Le « piège de Thucydide » : une référence qui n’a rien d’anodin
Le concept, popularisé par le politologue américain Graham Allison dans son livre Destined for War (2017), s’inspire de l’historien grec Thucydide. Celui-ci expliquait la guerre du Péloponnèse par « l’ascension d’Athènes et la peur que celle-ci instillait à Sparte ». Sur 16 cas historiques analogues ces 500 dernières années, 12 ont débouché sur la guerre (75 %).
En posant publiquement la question à Trump, Xi Jinping fait trois choses en une :
- Il reconnaît que la Chine est la puissance montante et les États-Unis la puissance établie en déclin relatif.
- Il montre qu’il connaît les angoisses américaines.
- Il propose la paix… à condition que Washington accepte son nouveau rang de n°2.
Les analystes occidentaux (Bloomberg, New York Times, CBS News) y voient un « avertissement subtil mais ferme » : la Chine assume son rôle de nouvelle superpuissance sans avoir eu besoin de guerres interminables, contrairement aux États-Unis.
Contexte : commerce, Taïwan, Iran et multipolarité
La rencontre visait officiellement à stabiliser les relations commerciales, à évoquer Taïwan, l’Iran et l’intelligence artificielle. Aucun accord majeur n’a été annoncé immédiatement, mais les deux parties ont insisté sur la « coopération ». Trump, pragmatique, cherche des débouchés pour les entreprises américaines ; Xi, stratégique, pose les bases d’un ordre mondial où la Chine dicte les règles du jeu.
François Asselineau conclut son analyse en soulignant l’audace inédite de Xi :
c’est la première fois qu’un dirigeant chinois évoque aussi frontalement ce « piège » face à un président américain en exercice.
Pour lui, cela marque symboliquement « la fin de la domination mondiale des États-Unis ».
Réactions et portée géopolitique
En Occident, les commentaires oscillent entre admiration pour la finesse chinoise et inquiétude face à l’affirmation de puissance de Pékin. En France, le post d’Asselineau a été massivement partagé (plus de 2.500 likes en quelques heures), salué pour sa clarté pédagogique.
Ce moment historique intervient alors que le monde bascule vers la multipolarité.
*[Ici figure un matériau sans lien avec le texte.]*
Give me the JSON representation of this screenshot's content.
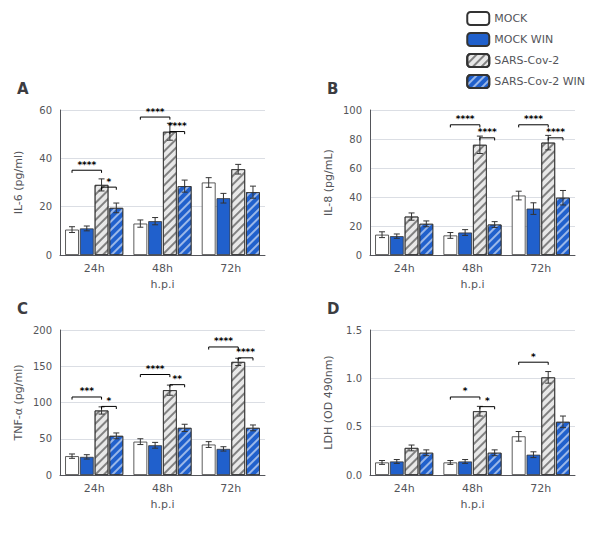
{
  "chart_data": [
    {
      "type": "bar",
      "title": "A",
      "xlabel": "h.p.i",
      "ylabel": "IL-6 (pg/ml)",
      "categories": [
        "24h",
        "48h",
        "72h"
      ],
      "ylim": [
        0,
        60
      ],
      "yticks": [
        0,
        20,
        40,
        60
      ],
      "legend": "upper right",
      "series": [
        {
          "name": "MOCK",
          "color": "#ffffff",
          "values": [
            10.5,
            13.0,
            30.0
          ],
          "errors": [
            1.2,
            1.5,
            2.0
          ]
        },
        {
          "name": "MOCK WIN",
          "color": "#2060cc",
          "values": [
            11.0,
            14.0,
            23.5
          ],
          "errors": [
            1.0,
            1.5,
            2.0
          ]
        },
        {
          "name": "SARS-Cov-2",
          "color": "#e8e8e8",
          "values": [
            29.0,
            51.0,
            35.5
          ],
          "errors": [
            2.5,
            3.5,
            2.0
          ]
        },
        {
          "name": "SARS-Cov-2 WIN",
          "color": "#2060cc",
          "values": [
            19.5,
            28.5,
            26.0
          ],
          "errors": [
            2.0,
            2.5,
            2.5
          ]
        }
      ],
      "annotations": [
        {
          "category": "24h",
          "from": "MOCK",
          "to": "SARS-Cov-2",
          "y": 34,
          "label": "****"
        },
        {
          "category": "24h",
          "from": "SARS-Cov-2",
          "to": "SARS-Cov-2 WIN",
          "y": 27,
          "label": "*"
        },
        {
          "category": "48h",
          "from": "MOCK",
          "to": "SARS-Cov-2",
          "y": 56,
          "label": "****"
        },
        {
          "category": "48h",
          "from": "SARS-Cov-2",
          "to": "SARS-Cov-2 WIN",
          "y": 50,
          "label": "****"
        }
      ]
    },
    {
      "type": "bar",
      "title": "B",
      "xlabel": "h.p.i",
      "ylabel": "IL-8 (pg/mL)",
      "categories": [
        "24h",
        "48h",
        "72h"
      ],
      "ylim": [
        0,
        100
      ],
      "yticks": [
        0,
        20,
        40,
        60,
        80,
        100
      ],
      "series": [
        {
          "name": "MOCK",
          "color": "#ffffff",
          "values": [
            14.0,
            13.5,
            41.0
          ],
          "errors": [
            2.0,
            2.0,
            3.0
          ]
        },
        {
          "name": "MOCK WIN",
          "color": "#2060cc",
          "values": [
            13.0,
            15.5,
            32.0
          ],
          "errors": [
            1.5,
            2.0,
            4.0
          ]
        },
        {
          "name": "SARS-Cov-2",
          "color": "#e8e8e8",
          "values": [
            26.5,
            76.0,
            77.5
          ],
          "errors": [
            2.5,
            6.0,
            5.0
          ]
        },
        {
          "name": "SARS-Cov-2 WIN",
          "color": "#2060cc",
          "values": [
            21.5,
            21.0,
            39.5
          ],
          "errors": [
            2.0,
            2.0,
            5.0
          ]
        }
      ],
      "annotations": [
        {
          "category": "48h",
          "from": "MOCK",
          "to": "SARS-Cov-2",
          "y": 88,
          "label": "****"
        },
        {
          "category": "48h",
          "from": "SARS-Cov-2",
          "to": "SARS-Cov-2 WIN",
          "y": 79,
          "label": "****"
        },
        {
          "category": "72h",
          "from": "MOCK",
          "to": "SARS-Cov-2",
          "y": 88,
          "label": "****"
        },
        {
          "category": "72h",
          "from": "SARS-Cov-2",
          "to": "SARS-Cov-2 WIN",
          "y": 79,
          "label": "****"
        }
      ]
    },
    {
      "type": "bar",
      "title": "C",
      "xlabel": "h.p.i",
      "ylabel": "TNF-α (pg/ml)",
      "categories": [
        "24h",
        "48h",
        "72h"
      ],
      "ylim": [
        0,
        200
      ],
      "yticks": [
        0,
        50,
        100,
        150,
        200
      ],
      "series": [
        {
          "name": "MOCK",
          "color": "#ffffff",
          "values": [
            26.0,
            46.0,
            42.0
          ],
          "errors": [
            3.0,
            4.0,
            4.0
          ]
        },
        {
          "name": "MOCK WIN",
          "color": "#2060cc",
          "values": [
            25.0,
            41.0,
            36.0
          ],
          "errors": [
            3.0,
            4.0,
            3.0
          ]
        },
        {
          "name": "SARS-Cov-2",
          "color": "#e8e8e8",
          "values": [
            89.0,
            117.0,
            156.0
          ],
          "errors": [
            5.0,
            7.0,
            5.0
          ]
        },
        {
          "name": "SARS-Cov-2 WIN",
          "color": "#2060cc",
          "values": [
            54.0,
            65.0,
            65.0
          ],
          "errors": [
            4.0,
            5.0,
            4.0
          ]
        }
      ],
      "annotations": [
        {
          "category": "24h",
          "from": "MOCK",
          "to": "SARS-Cov-2",
          "y": 104,
          "label": "***"
        },
        {
          "category": "24h",
          "from": "SARS-Cov-2",
          "to": "SARS-Cov-2 WIN",
          "y": 91,
          "label": "*"
        },
        {
          "category": "48h",
          "from": "MOCK",
          "to": "SARS-Cov-2",
          "y": 135,
          "label": "****"
        },
        {
          "category": "48h",
          "from": "SARS-Cov-2",
          "to": "SARS-Cov-2 WIN",
          "y": 121,
          "label": "**"
        },
        {
          "category": "72h",
          "from": "MOCK",
          "to": "SARS-Cov-2",
          "y": 173,
          "label": "****"
        },
        {
          "category": "72h",
          "from": "SARS-Cov-2",
          "to": "SARS-Cov-2 WIN",
          "y": 158,
          "label": "****"
        }
      ]
    },
    {
      "type": "bar",
      "title": "D",
      "xlabel": "h.p.i",
      "ylabel": "LDH (OD 490nm)",
      "categories": [
        "24h",
        "48h",
        "72h"
      ],
      "ylim": [
        0,
        1.5
      ],
      "yticks": [
        {
          "value": 0,
          "label": "0.0"
        },
        0.5,
        {
          "value": 1,
          "label": "1.0"
        },
        1.5
      ],
      "series": [
        {
          "name": "MOCK",
          "color": "#ffffff",
          "values": [
            0.13,
            0.13,
            0.4
          ],
          "errors": [
            0.02,
            0.02,
            0.05
          ]
        },
        {
          "name": "MOCK WIN",
          "color": "#2060cc",
          "values": [
            0.14,
            0.14,
            0.21
          ],
          "errors": [
            0.02,
            0.02,
            0.03
          ]
        },
        {
          "name": "SARS-Cov-2",
          "color": "#e8e8e8",
          "values": [
            0.28,
            0.66,
            1.01
          ],
          "errors": [
            0.03,
            0.05,
            0.06
          ]
        },
        {
          "name": "SARS-Cov-2 WIN",
          "color": "#2060cc",
          "values": [
            0.23,
            0.23,
            0.55
          ],
          "errors": [
            0.03,
            0.03,
            0.06
          ]
        }
      ],
      "annotations": [
        {
          "category": "48h",
          "from": "MOCK",
          "to": "SARS-Cov-2",
          "y": 0.78,
          "label": "*"
        },
        {
          "category": "48h",
          "from": "SARS-Cov-2",
          "to": "SARS-Cov-2 WIN",
          "y": 0.68,
          "label": "*"
        },
        {
          "category": "72h",
          "from": "MOCK",
          "to": "SARS-Cov-2",
          "y": 1.14,
          "label": "*"
        }
      ]
    }
  ]
}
La Chine, forte de son initiative « Belt and Road », de ses avancées technologiques et de son rôle dans les BRICS, ne cache plus son ambition. Les États-Unis, eux, doivent choisir : accepter le partage du leadership… ou risquer le conflit que Thucydide avait déjà vu venir il y a 2 500 ans.
Reste à savoir si Donald Trump, connu pour sa diplomatie transactionnelle, aura perçu toute la subtilité du message. Comme le note avec humour un internaute : « Trump a peut-être cru que Thucydide était une marque de glucides… »
L’Histoire, elle, retiendra sans doute que le XXIe siècle a officiellement commencé ce 14 mai 2026, dans la Grande Salle du Peuple à Pékin.